While not as gaudy and well-known as the BCS national championship trophy, USC will still display the 2003 and 2004 AP national championship trophies at Heritage Hall. They are still back-to-back national champions. The BCS might not agree with them, but how many of us ever agree with the BCS?
Anyone who saw USC during the 2004 regular season would be hard-pressed not to consider the Trojans national champions even after Monday's ruling. Bush was eligible for the entire regular season before beginning to accept improper benefits in December. Since the NCAA wasn't able to pinpoint exactly when he began accepting those improper benefits, USC was also forced to vacate its regular-season finale win over UCLA on Dec. 4.
Bush's participation in the 2005 Orange Bowl, a game which took place a month after the 2004 regular season, ultimately cancelled everything the team did through the first 11 games of the season in which Bush was eligible and the Trojans won their games by an average of 20.5 points, including seven games in which the margin was at least 30 points.
Chances are good USC would have beaten Oklahoma in the 2005 Orange Bowl without Bush. Maybe the final score wouldn't have been 55-19 but Bush's presence on the field that night certainly didn't account for a 36-point difference.

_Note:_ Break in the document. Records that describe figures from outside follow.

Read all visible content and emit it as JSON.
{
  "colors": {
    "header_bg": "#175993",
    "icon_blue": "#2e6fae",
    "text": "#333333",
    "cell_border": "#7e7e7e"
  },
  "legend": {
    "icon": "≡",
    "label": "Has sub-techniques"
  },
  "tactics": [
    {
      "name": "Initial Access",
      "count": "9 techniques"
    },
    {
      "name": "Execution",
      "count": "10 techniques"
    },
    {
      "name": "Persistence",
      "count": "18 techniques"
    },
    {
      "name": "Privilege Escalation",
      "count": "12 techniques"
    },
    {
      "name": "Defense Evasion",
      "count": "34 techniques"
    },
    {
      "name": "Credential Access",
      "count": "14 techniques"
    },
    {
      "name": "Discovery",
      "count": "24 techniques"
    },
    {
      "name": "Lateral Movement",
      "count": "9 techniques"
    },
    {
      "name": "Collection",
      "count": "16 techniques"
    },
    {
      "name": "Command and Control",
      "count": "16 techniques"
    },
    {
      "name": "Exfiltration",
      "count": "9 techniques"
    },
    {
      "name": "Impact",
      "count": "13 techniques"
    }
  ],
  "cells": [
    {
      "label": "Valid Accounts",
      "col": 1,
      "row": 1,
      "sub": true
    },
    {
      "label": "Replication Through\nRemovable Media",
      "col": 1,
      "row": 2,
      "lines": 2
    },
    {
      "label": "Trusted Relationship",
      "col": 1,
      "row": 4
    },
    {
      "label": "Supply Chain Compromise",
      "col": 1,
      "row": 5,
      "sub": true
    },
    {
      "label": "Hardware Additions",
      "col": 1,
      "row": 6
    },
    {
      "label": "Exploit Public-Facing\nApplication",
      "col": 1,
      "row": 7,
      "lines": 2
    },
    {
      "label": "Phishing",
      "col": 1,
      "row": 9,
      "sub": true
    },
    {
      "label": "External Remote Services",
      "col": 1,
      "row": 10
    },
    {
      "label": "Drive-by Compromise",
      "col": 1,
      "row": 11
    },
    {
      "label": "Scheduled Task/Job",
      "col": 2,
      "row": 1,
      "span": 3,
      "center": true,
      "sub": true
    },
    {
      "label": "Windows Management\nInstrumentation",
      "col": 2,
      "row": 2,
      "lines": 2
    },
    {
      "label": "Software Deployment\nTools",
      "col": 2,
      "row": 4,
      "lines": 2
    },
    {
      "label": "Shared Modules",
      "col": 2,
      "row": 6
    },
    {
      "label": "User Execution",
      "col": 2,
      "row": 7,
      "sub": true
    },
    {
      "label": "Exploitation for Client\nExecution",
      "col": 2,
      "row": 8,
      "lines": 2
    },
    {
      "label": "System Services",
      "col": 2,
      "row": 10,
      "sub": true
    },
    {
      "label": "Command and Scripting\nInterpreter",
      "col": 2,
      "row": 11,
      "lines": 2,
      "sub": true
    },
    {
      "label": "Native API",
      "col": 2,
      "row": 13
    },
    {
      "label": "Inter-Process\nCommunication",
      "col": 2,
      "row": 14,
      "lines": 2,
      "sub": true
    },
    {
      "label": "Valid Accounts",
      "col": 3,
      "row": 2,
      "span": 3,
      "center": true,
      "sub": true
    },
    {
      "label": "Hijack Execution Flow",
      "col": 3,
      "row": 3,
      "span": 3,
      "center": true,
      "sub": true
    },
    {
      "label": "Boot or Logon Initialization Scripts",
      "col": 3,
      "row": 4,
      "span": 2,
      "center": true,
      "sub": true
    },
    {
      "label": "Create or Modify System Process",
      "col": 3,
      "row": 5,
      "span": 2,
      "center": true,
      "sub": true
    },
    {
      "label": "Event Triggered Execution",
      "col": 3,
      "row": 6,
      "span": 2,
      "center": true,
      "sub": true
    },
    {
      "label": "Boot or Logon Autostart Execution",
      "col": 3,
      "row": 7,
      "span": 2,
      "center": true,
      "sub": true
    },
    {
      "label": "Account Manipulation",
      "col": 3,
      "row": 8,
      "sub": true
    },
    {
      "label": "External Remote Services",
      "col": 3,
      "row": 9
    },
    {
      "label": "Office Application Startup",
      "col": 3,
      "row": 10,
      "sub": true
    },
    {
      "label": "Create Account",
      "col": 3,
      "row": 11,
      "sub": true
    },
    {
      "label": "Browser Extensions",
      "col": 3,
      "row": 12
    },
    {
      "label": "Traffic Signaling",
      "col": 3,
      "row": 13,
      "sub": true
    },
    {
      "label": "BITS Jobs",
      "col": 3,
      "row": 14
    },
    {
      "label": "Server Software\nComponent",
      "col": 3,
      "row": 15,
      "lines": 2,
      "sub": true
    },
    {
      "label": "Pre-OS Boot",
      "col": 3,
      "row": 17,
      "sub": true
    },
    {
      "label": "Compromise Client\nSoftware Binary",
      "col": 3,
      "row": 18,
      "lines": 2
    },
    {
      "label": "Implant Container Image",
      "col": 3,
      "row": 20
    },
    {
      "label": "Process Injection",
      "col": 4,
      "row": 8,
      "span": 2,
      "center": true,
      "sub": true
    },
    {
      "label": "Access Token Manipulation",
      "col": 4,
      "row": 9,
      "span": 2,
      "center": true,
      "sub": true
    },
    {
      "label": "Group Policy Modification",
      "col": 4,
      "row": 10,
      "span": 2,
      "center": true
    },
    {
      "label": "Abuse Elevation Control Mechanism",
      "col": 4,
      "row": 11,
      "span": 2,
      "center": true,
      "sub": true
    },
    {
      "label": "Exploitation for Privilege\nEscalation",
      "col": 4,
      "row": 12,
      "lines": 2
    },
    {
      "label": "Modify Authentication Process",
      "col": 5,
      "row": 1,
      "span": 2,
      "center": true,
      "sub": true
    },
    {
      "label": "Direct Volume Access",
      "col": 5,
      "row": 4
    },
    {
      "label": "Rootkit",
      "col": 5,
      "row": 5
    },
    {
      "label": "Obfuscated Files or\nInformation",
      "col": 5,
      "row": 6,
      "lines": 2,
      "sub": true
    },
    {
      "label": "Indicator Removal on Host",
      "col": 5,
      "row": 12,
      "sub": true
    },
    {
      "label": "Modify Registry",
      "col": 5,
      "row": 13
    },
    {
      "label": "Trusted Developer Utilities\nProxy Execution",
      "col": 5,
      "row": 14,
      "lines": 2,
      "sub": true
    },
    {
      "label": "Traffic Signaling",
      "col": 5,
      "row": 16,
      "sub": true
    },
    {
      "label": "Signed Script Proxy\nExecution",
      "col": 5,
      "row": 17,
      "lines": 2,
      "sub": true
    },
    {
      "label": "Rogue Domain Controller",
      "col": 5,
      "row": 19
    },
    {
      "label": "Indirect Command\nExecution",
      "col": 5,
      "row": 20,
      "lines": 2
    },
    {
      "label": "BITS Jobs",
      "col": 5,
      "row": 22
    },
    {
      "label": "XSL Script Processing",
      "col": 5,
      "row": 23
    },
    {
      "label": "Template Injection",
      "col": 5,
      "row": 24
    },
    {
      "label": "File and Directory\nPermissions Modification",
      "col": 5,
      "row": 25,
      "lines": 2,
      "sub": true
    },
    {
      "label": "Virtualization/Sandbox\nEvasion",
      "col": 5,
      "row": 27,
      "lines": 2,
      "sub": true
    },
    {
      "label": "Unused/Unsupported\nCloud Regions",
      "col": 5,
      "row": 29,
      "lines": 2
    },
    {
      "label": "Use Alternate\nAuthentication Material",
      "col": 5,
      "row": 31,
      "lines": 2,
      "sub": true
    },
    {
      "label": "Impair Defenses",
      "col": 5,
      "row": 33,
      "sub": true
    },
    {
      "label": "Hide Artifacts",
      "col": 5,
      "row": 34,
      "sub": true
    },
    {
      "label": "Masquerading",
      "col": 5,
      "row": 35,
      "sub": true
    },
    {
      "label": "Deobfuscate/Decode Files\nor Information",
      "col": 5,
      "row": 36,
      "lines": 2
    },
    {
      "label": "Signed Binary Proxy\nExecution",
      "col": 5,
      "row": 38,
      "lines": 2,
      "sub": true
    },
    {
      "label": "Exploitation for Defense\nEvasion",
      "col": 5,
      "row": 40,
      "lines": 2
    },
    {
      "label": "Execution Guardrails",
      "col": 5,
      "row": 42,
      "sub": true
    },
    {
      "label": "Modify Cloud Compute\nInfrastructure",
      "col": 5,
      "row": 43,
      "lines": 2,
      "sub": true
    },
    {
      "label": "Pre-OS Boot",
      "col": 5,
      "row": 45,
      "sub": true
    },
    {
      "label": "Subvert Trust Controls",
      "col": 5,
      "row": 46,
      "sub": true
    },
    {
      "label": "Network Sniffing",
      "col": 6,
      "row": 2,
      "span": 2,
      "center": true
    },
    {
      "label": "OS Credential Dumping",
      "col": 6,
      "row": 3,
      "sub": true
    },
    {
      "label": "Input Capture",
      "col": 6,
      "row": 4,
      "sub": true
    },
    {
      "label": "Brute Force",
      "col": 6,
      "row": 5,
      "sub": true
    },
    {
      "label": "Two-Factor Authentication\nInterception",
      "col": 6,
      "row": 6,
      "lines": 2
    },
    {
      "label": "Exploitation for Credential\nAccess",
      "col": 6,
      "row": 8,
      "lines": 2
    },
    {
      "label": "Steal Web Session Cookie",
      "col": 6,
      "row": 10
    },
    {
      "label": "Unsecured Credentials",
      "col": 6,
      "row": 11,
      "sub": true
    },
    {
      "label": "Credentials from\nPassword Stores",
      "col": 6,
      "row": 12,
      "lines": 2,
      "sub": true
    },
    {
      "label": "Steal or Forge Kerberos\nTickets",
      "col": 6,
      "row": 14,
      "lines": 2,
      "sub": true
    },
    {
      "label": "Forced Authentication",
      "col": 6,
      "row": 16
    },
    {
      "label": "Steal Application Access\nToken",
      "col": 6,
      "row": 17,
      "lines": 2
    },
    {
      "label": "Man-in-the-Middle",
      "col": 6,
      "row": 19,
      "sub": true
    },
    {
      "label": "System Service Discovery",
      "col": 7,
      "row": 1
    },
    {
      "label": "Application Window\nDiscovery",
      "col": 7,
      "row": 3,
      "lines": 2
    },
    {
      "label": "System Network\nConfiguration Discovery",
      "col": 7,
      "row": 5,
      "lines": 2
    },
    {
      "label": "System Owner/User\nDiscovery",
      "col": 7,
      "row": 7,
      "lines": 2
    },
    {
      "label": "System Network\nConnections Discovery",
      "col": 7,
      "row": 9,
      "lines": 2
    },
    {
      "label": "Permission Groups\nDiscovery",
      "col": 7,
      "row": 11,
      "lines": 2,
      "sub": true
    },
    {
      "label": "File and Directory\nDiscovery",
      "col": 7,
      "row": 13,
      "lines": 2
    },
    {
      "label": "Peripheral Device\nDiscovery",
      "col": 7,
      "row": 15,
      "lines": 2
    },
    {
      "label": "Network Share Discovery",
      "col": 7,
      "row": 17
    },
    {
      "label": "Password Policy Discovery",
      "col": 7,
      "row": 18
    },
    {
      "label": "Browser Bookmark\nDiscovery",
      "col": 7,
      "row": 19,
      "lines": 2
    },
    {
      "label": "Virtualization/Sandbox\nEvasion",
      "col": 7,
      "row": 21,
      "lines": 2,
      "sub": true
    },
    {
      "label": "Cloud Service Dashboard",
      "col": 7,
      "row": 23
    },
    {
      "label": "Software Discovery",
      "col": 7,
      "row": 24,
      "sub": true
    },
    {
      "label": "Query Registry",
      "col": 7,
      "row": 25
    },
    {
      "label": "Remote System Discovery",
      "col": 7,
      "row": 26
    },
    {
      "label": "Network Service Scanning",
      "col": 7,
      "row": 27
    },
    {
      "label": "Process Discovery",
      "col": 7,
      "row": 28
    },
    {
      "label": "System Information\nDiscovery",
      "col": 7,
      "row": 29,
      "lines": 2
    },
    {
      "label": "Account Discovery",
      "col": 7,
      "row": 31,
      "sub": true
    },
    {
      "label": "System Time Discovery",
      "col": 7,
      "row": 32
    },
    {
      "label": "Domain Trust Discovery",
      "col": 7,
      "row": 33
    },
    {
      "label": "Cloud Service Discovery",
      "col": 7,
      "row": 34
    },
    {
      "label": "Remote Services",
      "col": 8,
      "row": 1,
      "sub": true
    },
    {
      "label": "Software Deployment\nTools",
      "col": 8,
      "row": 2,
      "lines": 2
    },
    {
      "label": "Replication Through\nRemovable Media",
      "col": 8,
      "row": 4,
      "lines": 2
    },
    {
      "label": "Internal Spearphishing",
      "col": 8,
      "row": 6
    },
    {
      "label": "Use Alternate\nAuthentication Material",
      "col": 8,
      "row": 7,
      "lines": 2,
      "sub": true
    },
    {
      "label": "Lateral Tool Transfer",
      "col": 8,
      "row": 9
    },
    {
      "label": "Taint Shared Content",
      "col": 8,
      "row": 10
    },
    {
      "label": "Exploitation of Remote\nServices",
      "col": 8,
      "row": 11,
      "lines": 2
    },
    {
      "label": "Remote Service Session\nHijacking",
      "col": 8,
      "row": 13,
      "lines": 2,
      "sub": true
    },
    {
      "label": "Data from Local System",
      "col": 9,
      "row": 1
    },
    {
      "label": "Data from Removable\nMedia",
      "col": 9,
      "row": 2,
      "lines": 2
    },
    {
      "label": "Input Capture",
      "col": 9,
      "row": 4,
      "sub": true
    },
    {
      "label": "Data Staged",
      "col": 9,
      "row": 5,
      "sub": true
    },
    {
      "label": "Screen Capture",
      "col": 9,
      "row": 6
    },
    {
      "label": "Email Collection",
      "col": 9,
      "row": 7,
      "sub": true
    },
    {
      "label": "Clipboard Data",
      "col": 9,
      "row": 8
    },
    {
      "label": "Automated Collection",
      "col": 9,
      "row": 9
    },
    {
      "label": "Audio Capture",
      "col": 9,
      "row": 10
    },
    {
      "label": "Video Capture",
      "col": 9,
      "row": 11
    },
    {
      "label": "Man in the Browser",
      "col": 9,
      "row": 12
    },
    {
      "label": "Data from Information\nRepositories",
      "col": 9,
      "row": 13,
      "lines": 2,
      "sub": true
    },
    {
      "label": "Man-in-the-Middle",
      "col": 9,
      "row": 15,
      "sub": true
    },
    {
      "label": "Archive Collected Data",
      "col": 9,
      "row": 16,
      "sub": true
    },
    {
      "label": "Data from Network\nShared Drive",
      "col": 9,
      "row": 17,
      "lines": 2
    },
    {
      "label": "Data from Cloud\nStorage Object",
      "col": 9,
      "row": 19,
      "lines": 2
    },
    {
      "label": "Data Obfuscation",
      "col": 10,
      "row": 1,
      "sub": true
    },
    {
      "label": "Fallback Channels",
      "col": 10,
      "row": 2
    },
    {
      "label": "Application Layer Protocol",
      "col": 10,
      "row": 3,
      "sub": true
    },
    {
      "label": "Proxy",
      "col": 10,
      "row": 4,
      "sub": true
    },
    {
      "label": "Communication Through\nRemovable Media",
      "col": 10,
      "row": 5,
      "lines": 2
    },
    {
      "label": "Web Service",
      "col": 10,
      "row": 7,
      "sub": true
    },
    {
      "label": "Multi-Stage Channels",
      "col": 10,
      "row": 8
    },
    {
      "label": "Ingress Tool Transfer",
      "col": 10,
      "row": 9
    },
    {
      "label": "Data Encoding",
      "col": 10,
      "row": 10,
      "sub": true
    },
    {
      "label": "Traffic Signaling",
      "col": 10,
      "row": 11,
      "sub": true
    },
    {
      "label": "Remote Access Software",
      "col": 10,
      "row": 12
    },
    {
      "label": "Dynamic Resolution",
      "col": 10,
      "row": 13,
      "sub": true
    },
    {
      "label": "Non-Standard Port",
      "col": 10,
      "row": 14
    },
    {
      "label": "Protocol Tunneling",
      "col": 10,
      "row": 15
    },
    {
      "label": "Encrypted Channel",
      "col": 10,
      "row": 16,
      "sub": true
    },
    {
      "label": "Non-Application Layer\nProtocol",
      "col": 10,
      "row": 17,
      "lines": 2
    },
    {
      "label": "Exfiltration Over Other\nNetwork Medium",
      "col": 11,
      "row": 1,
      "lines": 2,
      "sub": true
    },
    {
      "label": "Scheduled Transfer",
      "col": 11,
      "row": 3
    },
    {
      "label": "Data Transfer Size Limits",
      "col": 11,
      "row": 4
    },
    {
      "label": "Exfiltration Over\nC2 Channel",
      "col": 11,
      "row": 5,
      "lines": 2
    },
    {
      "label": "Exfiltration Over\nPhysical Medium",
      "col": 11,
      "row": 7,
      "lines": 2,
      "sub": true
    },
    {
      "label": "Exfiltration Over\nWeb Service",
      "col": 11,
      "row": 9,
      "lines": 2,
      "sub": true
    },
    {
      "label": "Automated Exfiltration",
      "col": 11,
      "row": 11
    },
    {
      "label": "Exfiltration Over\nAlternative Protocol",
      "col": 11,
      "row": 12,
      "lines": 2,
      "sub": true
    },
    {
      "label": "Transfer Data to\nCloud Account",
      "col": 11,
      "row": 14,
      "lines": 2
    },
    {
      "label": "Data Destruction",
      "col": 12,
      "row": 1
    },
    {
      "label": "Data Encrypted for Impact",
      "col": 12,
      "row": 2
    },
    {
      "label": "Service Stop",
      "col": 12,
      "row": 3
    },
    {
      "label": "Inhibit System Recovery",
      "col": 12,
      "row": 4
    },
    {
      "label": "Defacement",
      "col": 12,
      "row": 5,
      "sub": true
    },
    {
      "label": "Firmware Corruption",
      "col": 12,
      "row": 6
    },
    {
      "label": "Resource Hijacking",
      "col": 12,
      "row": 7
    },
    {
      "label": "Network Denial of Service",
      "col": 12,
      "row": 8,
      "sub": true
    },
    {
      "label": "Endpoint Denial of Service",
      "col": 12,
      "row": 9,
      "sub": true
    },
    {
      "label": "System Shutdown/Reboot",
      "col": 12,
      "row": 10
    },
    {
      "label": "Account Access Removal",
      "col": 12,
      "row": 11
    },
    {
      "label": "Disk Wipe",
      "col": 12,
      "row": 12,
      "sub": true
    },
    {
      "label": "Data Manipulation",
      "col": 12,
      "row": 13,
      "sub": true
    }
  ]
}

Bush had 75 rushing yards, 31 receiving yards and 43 yards on kick and punt returns, and no touchdowns. Meanwhile, Matt Leinart threw five touchdown passes, three to Steve Smith, one to Dwayne Jarrett and another to Dominique Byrd, while LenDale White rushed for 118 yards and two touchdowns. USC forced five turnovers and began celebrating the win on the sideline with more than nine minutes left in the game, up 55-10.
While the 2004 BCS national championship trophy will no longer be displayed at Heritage Hall, the players and coaches who were on that team will still consider themselves national champions and have no plans of returning the championship rings they earned that season.
"People can say whatever they want but we still played every game the way we had to no one will ever be able to take that away," Leinart said. "I've talked to a lot of people I played with on those teams and we all say the same thing. Everyone who knows football knows we won those games and we won the title."